No supo que sus padres biológicos se llamaban Pedro y Nieves hasta que cumplió 18 años. Con el fin de obtener su carné de identidad solicitó al Registro Civil de Barcelona su partida de nacimiento. «Mis padres naturales no me pidieron nunca [a la Casa de la Maternidad para volver con ellos] ni nunca quisieron verme», lamenta. Periódicamente, Antonia Verdera mandaba fotos de la pequeña a Barcelona: es probable que sus padres las solicitaran para saber de ella, pero lo más seguro es que las requiriera la Diputación de Barcelona para controlar tanto su estado físico como para evitar fraudes.

Por eso apenas ha movido un dedo por conocer quiénes fueron sus progenitores: «A veces he tenido ganas de saber quiénes eran, pero a la vez temía encontrarme con un problema. Nadie me había ayudado, nadie me había pedido, lo dejé pasar».
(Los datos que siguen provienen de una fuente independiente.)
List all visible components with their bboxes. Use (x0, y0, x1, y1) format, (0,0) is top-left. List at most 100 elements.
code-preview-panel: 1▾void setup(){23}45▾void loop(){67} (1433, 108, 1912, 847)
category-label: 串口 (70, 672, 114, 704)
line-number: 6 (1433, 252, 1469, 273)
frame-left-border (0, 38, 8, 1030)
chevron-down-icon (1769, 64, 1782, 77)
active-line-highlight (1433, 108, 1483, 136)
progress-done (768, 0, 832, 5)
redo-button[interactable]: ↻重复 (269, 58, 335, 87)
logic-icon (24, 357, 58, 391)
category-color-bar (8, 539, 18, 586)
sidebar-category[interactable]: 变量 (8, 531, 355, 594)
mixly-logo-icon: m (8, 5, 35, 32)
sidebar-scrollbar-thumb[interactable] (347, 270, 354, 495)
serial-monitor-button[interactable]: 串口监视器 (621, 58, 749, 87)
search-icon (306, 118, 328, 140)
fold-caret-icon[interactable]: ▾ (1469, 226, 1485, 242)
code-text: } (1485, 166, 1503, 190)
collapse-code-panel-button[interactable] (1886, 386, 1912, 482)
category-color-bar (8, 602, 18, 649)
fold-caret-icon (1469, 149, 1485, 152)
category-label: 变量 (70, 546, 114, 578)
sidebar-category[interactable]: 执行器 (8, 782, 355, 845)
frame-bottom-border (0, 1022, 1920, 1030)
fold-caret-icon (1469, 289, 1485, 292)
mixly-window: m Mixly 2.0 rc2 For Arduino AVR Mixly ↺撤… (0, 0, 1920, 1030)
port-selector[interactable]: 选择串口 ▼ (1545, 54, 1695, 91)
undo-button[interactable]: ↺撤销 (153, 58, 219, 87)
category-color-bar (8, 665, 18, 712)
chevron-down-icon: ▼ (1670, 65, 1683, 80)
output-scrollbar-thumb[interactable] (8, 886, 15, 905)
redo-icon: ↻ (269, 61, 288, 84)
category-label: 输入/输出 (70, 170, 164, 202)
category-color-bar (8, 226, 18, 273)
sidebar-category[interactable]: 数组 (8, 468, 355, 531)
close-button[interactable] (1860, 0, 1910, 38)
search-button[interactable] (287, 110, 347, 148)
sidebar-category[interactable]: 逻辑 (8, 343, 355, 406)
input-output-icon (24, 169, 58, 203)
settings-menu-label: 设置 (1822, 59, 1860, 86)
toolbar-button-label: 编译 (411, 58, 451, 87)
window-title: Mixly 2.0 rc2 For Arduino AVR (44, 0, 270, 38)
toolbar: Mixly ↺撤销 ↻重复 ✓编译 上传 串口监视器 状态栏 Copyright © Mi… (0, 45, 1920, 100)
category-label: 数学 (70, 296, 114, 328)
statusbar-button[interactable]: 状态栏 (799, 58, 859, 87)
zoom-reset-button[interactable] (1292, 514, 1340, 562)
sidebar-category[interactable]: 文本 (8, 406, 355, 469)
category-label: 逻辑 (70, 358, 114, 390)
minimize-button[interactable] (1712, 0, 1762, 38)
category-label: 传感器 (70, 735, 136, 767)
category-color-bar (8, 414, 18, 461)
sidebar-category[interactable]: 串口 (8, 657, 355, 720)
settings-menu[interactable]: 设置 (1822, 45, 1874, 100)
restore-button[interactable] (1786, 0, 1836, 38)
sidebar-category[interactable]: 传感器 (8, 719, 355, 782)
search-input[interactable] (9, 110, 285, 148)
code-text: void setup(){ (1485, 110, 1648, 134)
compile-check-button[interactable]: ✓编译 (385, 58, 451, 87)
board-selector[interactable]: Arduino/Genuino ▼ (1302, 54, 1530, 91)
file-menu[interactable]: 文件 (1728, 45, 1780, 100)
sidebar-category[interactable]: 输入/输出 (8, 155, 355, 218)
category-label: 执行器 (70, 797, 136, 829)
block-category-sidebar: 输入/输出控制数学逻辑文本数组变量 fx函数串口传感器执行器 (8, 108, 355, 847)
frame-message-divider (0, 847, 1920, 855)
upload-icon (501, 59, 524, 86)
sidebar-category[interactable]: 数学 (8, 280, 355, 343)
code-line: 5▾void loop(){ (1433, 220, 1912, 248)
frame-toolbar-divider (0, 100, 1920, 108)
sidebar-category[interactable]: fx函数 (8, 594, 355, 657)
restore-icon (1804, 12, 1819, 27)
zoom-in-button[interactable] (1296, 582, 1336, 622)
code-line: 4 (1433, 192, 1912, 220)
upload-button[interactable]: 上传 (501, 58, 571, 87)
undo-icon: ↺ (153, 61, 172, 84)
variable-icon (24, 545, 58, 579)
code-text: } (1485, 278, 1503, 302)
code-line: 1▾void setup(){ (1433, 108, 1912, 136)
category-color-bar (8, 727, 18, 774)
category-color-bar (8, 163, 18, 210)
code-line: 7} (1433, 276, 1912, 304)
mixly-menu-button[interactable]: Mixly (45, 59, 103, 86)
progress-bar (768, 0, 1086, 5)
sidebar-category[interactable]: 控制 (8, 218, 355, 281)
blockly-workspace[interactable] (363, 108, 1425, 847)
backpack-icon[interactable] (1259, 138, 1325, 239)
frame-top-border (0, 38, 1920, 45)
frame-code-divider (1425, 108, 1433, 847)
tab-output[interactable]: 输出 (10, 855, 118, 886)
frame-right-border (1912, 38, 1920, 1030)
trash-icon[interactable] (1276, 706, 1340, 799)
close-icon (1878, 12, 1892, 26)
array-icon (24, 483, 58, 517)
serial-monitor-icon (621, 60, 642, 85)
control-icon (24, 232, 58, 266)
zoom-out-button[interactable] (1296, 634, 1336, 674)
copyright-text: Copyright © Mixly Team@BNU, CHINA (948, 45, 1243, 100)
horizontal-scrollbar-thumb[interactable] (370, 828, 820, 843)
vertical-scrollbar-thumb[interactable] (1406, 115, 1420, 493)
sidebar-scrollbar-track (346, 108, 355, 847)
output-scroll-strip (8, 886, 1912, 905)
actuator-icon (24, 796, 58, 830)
Pero lo que no consigue borrar de su cabeza es esa pregunta que suele atormentar a muchos niños de ventura: «Siempre me pregunto por qué mis padres no me vinieron a buscar cuando yo era pequeña. ¿Qué pasó? ¿Tuvieron un accidente? Me gustaría saber si tengo alguna hermana o algún hermano. Algo tendré en la vida, digo yo». Se lo tiene que pensar, pero parece decidida a contactar con la Diputación de Barcelona para, a través de su archivo, averiguar sus orígenes, algo que en los últimos dos meses ya han conseguido Lluís Álvarez y otros expósitos que residen en Ibiza: «No sé qué haré, pero por llamar que no quede».